Even if he hadn’t addressed Tim as brother, the resemblance pegged them as family. Whereas Tim’s hair was lighter and he was more clean cut and lean muscle, his brother was bulkier and wilder around the edges.

“Zoe, this…person is my brother, Jase. His fiancée, Bree—I have yet to figure out what she sees in my brother—and this is Denise.”

He didn’t put a label on Denise. Because she didn’t have one or because she didn’t need one?

“Everyone, this is my new neighbor, Zoe, and her sister, Gabby. I stopped by after work one day to see how Zoe was settling in. I was still in my uniform and some assumptions were made.”

The fiancée, Bree, leaned an elbow on the table and rested her chin on the palm of her hand. “Oh, yeah. I can totally see that.”

His brother covered her eyes. “Quit seeing it. Now.”

Bree moved his hand from her face and held it to her chest as she whispered something to him. He pulled back and looked at Tim.

“Bree wants to know if I can borrow one of your uniforms.”

She hit him on the arm. “Don’t ask him that!”

“You just told me to.”

“Nothere!”

“The answer’s no,” Tim said. “Even if you soaked it lye and bleach before you had it dry cleaned, I would still have to burn it and those things are expensive.”

Zoe didn’t understand the dynamic that was happening.

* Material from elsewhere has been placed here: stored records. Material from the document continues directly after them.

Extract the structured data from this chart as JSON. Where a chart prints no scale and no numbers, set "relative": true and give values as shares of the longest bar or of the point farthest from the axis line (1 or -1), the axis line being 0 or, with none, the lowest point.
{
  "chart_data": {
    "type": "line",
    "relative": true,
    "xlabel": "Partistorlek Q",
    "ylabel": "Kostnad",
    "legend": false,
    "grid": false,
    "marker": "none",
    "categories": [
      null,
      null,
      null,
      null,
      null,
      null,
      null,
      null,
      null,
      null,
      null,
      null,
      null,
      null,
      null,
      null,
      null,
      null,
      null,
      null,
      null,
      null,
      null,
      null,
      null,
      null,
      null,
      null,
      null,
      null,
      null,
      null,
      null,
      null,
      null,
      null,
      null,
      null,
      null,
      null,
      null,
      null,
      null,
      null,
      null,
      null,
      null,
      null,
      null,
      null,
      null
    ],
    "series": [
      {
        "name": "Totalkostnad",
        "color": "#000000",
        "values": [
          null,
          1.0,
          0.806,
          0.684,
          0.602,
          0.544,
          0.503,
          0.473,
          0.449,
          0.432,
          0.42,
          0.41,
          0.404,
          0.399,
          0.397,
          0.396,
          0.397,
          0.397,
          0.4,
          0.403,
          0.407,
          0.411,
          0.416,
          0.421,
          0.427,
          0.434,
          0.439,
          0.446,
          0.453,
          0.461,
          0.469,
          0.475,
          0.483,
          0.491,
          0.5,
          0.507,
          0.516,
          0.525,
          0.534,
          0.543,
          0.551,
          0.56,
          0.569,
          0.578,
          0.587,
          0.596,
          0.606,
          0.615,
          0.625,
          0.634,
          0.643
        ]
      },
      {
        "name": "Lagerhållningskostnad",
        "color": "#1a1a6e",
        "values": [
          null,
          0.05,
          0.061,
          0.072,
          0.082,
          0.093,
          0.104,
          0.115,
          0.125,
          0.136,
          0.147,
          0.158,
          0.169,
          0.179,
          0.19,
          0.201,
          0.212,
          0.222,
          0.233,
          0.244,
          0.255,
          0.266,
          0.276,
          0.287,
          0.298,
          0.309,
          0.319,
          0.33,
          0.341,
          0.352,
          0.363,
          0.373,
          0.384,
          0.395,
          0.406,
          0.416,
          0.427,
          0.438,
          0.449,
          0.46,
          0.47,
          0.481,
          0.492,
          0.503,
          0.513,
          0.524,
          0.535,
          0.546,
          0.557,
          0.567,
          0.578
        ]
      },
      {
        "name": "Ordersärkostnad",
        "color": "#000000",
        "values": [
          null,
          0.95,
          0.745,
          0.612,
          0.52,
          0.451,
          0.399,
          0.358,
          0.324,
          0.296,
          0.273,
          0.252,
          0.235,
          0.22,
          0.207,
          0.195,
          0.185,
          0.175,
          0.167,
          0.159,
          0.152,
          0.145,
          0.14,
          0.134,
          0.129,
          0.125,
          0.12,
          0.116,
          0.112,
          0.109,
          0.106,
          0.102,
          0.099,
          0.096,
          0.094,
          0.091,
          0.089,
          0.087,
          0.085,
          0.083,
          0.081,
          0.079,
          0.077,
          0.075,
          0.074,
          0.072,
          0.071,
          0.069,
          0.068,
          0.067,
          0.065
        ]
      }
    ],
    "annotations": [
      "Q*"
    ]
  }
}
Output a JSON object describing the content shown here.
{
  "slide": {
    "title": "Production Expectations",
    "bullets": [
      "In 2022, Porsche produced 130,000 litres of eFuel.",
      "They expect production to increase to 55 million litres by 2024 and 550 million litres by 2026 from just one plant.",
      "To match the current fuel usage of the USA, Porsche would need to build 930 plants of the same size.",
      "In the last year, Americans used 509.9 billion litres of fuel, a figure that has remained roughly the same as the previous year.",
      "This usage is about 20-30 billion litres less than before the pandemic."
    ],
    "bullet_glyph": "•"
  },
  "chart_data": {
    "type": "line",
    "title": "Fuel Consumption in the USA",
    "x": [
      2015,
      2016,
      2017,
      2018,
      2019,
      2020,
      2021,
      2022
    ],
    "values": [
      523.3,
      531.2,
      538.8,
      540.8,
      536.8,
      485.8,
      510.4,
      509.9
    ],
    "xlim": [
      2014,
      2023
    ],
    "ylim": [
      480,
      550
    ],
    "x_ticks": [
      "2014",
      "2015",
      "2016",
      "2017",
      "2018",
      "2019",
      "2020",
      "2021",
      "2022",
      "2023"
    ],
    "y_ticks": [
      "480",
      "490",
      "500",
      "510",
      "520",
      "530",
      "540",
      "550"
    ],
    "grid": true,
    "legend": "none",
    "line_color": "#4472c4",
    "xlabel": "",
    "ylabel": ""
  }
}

Her family had never joked around like that—even when they were kids. They’d fought and argued, but hardly ever teased in such a fun and light-hearted manner. Her ex had never been that way either. Not with her anyway.

“Well, we’ll let you get back to your lunch,” she said.

“You should join us,” Bree said.

“Oh, no. We wouldn’t want to intrude.”

“You’re not intruding,” Denise said. “We’ll pull the other table over and there’ll be plenty of room.”

Of course she would be nice. Tim was nice. Why wouldn’t his girlfriend be nice as well? Would it be too much to ask that she have a flaw? Bitchy was a flaw.

Mentally slapping her forehead, Zoe told herself to snap out of it. She wasn’t looking for romance and especially not with someone who was taken.

Tables and chairs scraped across the poured concrete floor and before she could voice another objection, she was seated across from Tim and Denise.

Perfeito.

* * *

“Baby Jesus hates me,”she mumbled in Portuguese.